What is the metrics store
What is the metrics store? What are the key difference with the metrics layer or the semantic layer?
This week dbt Labs announced the intention to acquired Transform. While, you should already be aware about what's dbt, there are still unknowns about what's Transform. Transform is a company that has been founded by ex-Airbnb employees—which is important here—that proposes an open-source metrics framework and a SaaS metrics store.
At the moment Transform is a small company compared to dbt Labs, only 40 employees according to LinkedIn and they raised around $25m. Which is only 10% of dbt Labs actual workforce. But I think this acquisition matters and will shape our data stacks.

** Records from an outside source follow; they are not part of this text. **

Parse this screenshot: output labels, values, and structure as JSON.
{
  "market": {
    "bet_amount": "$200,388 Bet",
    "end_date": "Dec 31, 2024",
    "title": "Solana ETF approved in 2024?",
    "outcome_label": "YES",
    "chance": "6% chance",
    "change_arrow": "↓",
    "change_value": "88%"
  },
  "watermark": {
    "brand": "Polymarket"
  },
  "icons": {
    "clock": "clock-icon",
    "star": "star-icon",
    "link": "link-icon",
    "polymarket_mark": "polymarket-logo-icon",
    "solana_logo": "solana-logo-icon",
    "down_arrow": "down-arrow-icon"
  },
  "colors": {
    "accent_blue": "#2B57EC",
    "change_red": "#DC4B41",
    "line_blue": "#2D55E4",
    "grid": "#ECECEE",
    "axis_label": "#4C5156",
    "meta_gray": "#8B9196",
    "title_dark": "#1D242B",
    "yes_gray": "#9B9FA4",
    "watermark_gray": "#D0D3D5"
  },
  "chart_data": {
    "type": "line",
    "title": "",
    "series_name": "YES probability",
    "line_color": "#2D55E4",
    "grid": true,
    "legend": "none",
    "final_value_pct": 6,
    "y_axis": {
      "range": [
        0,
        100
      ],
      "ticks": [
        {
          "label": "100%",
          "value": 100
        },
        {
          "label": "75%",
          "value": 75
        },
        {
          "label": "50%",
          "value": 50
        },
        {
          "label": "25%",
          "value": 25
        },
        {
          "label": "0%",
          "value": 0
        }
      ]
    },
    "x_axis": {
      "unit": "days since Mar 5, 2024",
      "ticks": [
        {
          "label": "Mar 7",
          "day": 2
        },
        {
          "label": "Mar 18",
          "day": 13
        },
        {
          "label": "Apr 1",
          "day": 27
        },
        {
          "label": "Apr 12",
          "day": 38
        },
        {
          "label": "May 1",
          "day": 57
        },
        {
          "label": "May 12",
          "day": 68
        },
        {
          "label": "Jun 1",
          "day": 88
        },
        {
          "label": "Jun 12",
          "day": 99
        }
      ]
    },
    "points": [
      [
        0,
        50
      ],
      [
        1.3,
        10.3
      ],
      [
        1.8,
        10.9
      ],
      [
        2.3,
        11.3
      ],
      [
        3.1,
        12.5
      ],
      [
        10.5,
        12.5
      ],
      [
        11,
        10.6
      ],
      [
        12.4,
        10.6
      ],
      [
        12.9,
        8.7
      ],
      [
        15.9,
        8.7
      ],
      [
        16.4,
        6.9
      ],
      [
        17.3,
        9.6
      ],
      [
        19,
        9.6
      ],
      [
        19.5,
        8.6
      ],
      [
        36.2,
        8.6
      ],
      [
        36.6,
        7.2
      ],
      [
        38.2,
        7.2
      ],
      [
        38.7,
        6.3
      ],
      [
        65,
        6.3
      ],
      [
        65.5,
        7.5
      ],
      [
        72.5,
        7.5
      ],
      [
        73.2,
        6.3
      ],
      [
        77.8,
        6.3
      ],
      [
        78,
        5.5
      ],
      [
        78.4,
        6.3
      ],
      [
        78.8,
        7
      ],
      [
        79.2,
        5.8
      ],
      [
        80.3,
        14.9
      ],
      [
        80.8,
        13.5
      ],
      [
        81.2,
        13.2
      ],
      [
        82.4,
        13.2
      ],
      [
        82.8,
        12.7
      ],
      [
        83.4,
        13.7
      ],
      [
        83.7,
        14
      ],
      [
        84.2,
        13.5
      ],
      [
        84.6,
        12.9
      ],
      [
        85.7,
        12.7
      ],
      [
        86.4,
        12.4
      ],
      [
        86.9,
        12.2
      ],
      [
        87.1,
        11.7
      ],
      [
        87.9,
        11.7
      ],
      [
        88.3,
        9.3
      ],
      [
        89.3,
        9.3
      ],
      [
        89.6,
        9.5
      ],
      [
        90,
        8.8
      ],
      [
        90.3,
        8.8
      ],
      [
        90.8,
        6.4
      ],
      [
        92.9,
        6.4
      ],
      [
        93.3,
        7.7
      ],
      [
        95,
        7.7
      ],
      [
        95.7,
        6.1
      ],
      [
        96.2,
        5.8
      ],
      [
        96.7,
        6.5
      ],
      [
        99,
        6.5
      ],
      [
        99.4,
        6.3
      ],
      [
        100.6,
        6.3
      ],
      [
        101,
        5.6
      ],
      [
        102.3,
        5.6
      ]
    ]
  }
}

In the past I've made jokes about the naming confusion the data field was into, especially with the following terms: semantic layer, metrics layer, metrics store, headless BI, features store. This is want I want to demystify today. I've spent the whole day reading and watching content in this category and I want to help you understand what it means for us. As a side note, it's fair to say that I also wasn't a believer in the actual necessity of this infrastructure piece. After a full day of research I'm more into it, but we have to be careful.
Before going further I have to write down some definitions. These definitions are mine and if you think I'm wrong you'd be more than happy to get your feedback on it. This is also super hard to have a universal definition across all vendors—as can be seen by this discussion.
- Measure — a measure is a value on which we can do all sort of computations (addition, multiplication, etc.), in a warehouse context we do aggregations on measures (sum, count, avg). A measure is often numerical but not necessarily. As an example the order price is a measure.
- Dimension — a dimension is something that categorises a measure, it adds context to a measure. You can use a dimension to filter or group the data. For instance the order date is a dimension.